Often times, people reach out to me from a position at which they feel they will never be able to regain the feeling of confidence that they possessed at a previous time in their life. They feel so embarrassed by the situations they find themselves in, that they could never imagine recovering. Digging down to the root of why we feel so low at these times has to do with our perspective. We are not able to relate to these terrible events until they happen in our own lives. We remember the negative thoughts we had had when we heard about their event, and then we project that everyone around us must look similarly at our own situation.
Don’t be fooled into thinking that you are unique, and the only one that has had such events is yourself. Everyone will have them at some point in their lives. If they have not yet, it is not because they are a better person, but because they are ones who have not yet been challenged by the influences in life that have produced this mindset in others. Also, these are the events that we all try to hide. Many people (even those standing beside you) have had such indignities, but you will never hear of them. We block them out of our minds and memories to the point at which we ourselves often cannot recall them.
The greatest figures in history have felt and experienced these very same life changing and indignant types of events. In fact, the greatest people have had some of the greatest failures as well. Sam Walton’s (later founder of Walmart) first attempt at variety store ownership ended with his store stolen from him through a faulty lease agreement. Albert Einstein had marital discord that was so great a driving force that he agreed to sign over any future Nobel Prize money to his ex-wife as part of the divorce settlement. Nelson Mandela served 27 years in prison for Anti-Apartheid efforts before becoming president of South Africa in 2008. Napoleon Bonaparte’s first attempt in the political arena ended in disaster; with him and his entire family being forced to flee their home country of Corsica. Ancient texts such as the Bible are full of such stories; where the heel of society transpires from impoverished or imprisonment, to leadership.
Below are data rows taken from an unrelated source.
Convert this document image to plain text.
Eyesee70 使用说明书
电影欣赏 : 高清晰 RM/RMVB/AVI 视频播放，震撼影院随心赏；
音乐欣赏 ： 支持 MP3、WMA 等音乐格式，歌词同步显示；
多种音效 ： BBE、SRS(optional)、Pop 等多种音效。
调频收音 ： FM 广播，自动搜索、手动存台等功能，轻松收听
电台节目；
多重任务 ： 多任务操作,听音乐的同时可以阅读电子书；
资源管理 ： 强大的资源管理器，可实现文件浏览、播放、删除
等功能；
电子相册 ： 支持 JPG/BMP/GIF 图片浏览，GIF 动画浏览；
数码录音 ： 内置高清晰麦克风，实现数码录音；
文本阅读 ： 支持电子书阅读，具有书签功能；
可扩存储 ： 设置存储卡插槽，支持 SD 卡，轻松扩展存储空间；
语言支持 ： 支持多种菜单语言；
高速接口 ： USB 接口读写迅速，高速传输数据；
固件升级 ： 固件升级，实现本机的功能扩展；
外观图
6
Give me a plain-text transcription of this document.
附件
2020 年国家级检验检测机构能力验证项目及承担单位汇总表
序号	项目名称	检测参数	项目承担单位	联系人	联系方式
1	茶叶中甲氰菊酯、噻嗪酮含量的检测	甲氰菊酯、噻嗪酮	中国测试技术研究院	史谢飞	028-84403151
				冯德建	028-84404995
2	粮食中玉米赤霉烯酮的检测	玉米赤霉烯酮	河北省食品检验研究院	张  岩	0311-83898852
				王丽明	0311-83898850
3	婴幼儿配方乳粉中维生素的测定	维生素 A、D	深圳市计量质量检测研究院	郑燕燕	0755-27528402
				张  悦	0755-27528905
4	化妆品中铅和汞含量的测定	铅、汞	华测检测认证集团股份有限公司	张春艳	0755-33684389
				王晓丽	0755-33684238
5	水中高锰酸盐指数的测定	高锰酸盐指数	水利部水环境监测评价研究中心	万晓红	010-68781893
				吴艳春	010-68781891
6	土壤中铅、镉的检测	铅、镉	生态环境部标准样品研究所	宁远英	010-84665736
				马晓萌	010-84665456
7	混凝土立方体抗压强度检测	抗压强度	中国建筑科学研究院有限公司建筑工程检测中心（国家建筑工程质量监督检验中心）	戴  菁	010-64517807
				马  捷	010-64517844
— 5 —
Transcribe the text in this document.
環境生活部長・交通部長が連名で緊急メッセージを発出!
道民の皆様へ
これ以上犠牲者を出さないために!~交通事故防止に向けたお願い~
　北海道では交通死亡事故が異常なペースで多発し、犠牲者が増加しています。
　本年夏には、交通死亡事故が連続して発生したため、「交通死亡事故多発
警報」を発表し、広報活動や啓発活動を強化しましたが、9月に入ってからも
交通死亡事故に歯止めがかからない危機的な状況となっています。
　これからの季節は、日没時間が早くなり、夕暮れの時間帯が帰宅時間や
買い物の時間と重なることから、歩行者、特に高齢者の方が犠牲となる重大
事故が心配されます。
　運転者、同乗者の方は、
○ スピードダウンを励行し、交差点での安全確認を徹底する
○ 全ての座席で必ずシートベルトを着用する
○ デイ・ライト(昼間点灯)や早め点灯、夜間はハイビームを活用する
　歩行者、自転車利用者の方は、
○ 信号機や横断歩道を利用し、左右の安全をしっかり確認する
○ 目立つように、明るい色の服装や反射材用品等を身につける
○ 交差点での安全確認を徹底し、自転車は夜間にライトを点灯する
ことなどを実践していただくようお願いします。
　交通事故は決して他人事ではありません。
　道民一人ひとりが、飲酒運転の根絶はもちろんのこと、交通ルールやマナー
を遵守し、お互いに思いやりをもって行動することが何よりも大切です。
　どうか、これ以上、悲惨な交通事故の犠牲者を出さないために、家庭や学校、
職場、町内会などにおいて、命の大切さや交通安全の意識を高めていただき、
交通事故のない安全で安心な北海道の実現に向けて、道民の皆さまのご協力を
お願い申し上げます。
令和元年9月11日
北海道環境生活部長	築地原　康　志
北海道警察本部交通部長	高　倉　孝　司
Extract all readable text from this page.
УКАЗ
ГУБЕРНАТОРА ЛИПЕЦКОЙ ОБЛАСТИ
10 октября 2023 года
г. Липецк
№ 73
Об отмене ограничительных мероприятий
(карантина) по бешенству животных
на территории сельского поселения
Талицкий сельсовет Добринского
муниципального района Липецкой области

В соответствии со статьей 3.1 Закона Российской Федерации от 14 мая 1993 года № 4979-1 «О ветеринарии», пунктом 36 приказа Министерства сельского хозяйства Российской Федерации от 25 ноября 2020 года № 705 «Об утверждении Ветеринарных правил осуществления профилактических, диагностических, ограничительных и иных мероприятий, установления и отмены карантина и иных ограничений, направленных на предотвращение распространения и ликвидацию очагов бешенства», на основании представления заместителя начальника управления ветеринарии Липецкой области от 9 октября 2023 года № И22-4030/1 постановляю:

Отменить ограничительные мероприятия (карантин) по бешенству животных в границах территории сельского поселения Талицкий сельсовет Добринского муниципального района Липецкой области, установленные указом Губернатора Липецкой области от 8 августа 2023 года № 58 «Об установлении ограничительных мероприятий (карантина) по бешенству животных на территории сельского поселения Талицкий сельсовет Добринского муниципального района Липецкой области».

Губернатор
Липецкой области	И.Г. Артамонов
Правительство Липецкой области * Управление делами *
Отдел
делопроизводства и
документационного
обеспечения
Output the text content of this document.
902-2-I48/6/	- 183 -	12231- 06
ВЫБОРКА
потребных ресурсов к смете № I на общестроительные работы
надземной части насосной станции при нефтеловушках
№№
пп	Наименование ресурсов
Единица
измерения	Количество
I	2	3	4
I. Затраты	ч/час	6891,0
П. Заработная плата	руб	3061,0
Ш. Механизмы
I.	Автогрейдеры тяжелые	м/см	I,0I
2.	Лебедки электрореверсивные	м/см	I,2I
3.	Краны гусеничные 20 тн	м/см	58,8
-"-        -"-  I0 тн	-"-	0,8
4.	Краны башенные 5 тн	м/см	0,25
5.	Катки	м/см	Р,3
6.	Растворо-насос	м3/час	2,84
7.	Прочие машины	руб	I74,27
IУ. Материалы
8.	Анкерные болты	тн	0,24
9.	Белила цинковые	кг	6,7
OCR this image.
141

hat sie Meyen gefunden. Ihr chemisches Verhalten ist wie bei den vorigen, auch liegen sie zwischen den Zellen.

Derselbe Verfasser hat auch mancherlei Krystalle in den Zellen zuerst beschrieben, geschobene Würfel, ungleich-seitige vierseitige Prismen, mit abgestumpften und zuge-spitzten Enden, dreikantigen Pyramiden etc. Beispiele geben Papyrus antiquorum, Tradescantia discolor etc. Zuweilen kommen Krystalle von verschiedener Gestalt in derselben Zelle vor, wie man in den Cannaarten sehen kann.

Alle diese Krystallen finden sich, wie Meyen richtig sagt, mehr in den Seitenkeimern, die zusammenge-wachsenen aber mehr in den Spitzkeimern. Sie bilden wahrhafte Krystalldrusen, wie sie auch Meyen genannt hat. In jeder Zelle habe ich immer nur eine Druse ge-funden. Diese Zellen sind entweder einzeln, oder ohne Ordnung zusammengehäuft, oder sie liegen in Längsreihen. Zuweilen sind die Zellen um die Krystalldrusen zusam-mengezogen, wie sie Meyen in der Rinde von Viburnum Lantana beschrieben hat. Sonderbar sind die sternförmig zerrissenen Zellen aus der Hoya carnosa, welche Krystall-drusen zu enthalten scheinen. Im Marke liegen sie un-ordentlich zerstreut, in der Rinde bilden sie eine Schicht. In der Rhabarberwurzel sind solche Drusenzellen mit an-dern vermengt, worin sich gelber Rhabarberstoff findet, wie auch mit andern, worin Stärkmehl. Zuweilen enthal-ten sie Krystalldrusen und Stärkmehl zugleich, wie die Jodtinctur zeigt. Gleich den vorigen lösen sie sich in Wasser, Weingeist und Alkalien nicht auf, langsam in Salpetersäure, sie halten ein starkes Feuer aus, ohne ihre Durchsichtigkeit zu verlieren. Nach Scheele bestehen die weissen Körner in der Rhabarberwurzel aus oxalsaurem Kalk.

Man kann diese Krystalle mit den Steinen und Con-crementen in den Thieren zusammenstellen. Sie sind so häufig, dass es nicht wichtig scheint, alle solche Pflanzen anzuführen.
Taking a glance throughout history, you will find these great failures as a single line, lacking details or embellishment. Why is it that that we only remember the great success of leaders while deemphasizing their earlier shortcomings? This is due to the aspect of human nature that views situations with the values of which a person displays over the majority of their life. In short, a monumental failure followed by a monumental success equals two monumental successes. We see the turnaround of failure-to-success as an earlier success in the person’s life.
By taking the bull by the horns, nearly every great person has used this aspect of human nature to their benefit; gaining the strength to lead by the self-acceptance of failure turned into self-ownership. When your moment of truth arrives in your lowest life event, dig deep and turn it into the greatest monumental success.